Cependant, le juge judiciaire en charge du contrôle de la rétention n’est pas juge de la légalité de la décision d’éloignement et du pays de retour, laquelle relève de la seule compétence du juge administratif, mais seulement de la décision de placement en rétention, qui consiste à maintenir l’intéressé à la disposition de l’administration avant son éloignement. En conséquence, le magistrat du siège du tribunal judiciaire n’a pas à apprécier si la décision d’éloignement de [W] [N] est susceptible de violer les articles 3 de la convention européenne des droits de l’homme et L.721-4 du code de l’entrée et du séjour des étrangers et du droit d’asile.
Ce moyen sera donc rejeté.
Sur l’assignation à résidence
En vertu de l’article L.743-13 du code de l’entrée et du séjour des étrangers et du droit d’asile, le juge des libertés et de la détention peut ordonner l’assignation à résidence de l’étranger lorsque celui-ci dispose de garanties de représentation effectives.
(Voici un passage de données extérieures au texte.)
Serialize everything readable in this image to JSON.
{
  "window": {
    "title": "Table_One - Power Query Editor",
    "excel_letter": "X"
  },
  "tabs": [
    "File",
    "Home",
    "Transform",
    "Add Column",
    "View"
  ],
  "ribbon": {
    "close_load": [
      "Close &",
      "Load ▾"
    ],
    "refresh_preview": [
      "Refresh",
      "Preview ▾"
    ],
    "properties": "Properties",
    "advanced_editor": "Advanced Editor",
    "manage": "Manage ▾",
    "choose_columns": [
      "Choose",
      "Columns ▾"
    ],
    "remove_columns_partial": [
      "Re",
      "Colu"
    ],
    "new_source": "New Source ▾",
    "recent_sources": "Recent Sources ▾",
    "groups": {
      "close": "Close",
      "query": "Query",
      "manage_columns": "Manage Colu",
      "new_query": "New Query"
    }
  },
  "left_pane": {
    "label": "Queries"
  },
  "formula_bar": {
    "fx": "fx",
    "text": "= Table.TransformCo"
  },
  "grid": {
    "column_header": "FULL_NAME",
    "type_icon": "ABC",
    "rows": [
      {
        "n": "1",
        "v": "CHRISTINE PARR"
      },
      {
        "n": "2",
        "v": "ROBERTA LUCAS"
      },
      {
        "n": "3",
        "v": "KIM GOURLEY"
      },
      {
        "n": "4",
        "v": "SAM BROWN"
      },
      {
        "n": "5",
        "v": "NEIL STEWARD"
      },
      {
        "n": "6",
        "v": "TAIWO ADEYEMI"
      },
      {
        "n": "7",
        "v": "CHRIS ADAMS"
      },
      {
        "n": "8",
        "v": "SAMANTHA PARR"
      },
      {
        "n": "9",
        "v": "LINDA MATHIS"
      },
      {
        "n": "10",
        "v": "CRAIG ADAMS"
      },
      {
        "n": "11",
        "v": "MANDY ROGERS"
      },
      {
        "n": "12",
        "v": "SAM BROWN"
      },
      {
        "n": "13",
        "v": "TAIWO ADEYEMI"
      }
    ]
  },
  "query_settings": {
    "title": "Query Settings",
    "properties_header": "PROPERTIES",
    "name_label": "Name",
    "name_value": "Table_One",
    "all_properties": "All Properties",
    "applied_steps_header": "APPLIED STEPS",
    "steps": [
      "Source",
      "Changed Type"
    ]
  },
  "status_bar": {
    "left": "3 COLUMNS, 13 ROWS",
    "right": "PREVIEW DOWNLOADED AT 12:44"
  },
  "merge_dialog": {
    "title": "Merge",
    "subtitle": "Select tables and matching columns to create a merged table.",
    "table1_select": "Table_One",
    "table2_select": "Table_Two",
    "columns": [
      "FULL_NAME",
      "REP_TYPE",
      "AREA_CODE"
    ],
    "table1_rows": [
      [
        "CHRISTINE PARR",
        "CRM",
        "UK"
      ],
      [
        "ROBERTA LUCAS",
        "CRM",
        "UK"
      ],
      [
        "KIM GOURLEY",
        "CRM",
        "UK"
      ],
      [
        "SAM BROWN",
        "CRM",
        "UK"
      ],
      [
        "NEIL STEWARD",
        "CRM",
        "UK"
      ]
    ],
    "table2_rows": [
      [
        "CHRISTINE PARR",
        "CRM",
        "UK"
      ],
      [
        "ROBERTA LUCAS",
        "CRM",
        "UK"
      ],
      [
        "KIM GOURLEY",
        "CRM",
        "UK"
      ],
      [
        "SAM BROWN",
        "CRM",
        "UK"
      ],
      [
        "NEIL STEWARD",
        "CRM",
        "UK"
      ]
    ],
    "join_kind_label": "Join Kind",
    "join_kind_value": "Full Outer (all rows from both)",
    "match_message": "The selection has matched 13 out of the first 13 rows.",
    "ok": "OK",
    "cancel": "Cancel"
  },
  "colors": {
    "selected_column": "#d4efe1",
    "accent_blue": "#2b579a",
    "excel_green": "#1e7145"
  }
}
En l’espèce, aucun passeport en cours de validité ou tout autre document justificatif de son identité n’a été remis à l’autorité admnistrative alors même que cette remise est le préalable à tout examen d’une mesure d’assignation à résidence.
Cette demande ne peut donc qu’être rejetée.
Par conséquent, au vu de ce qui précède, l’ordonnance querellée sera donc confirmée.
PAR CES MOTIFS
Statuant publiquement, de manière contradictoire, en dernier ressort :
DECLARONS l’appel de [W] [N] recevable en la forme ;
CONFIRMONS l’ordonnance rendue par le juge délégué du tribunal judiciaire de Cayenne le 18 février 2026 en toutes ses dispositions ;
DISONS n’y avoir lieu à assignation à résidence ;
LAISSONS les dépens à la charge de Trésor public ;
RAPPELONS que, conformément à l’article R.743-20 du Code de l’Entrée et du Séjour des Etrangers et du Droit d’Asile, l’intéressé peut former un pourvoi en cassation par lettre recommandée avec accusé de réception dans les deux mois de la notification de la présente décision à la Cour de cassation, [Adresse 3].
La présente ordonnance ayant été signée par la présidente et la greffière, est placée au rang des minutes de la cour.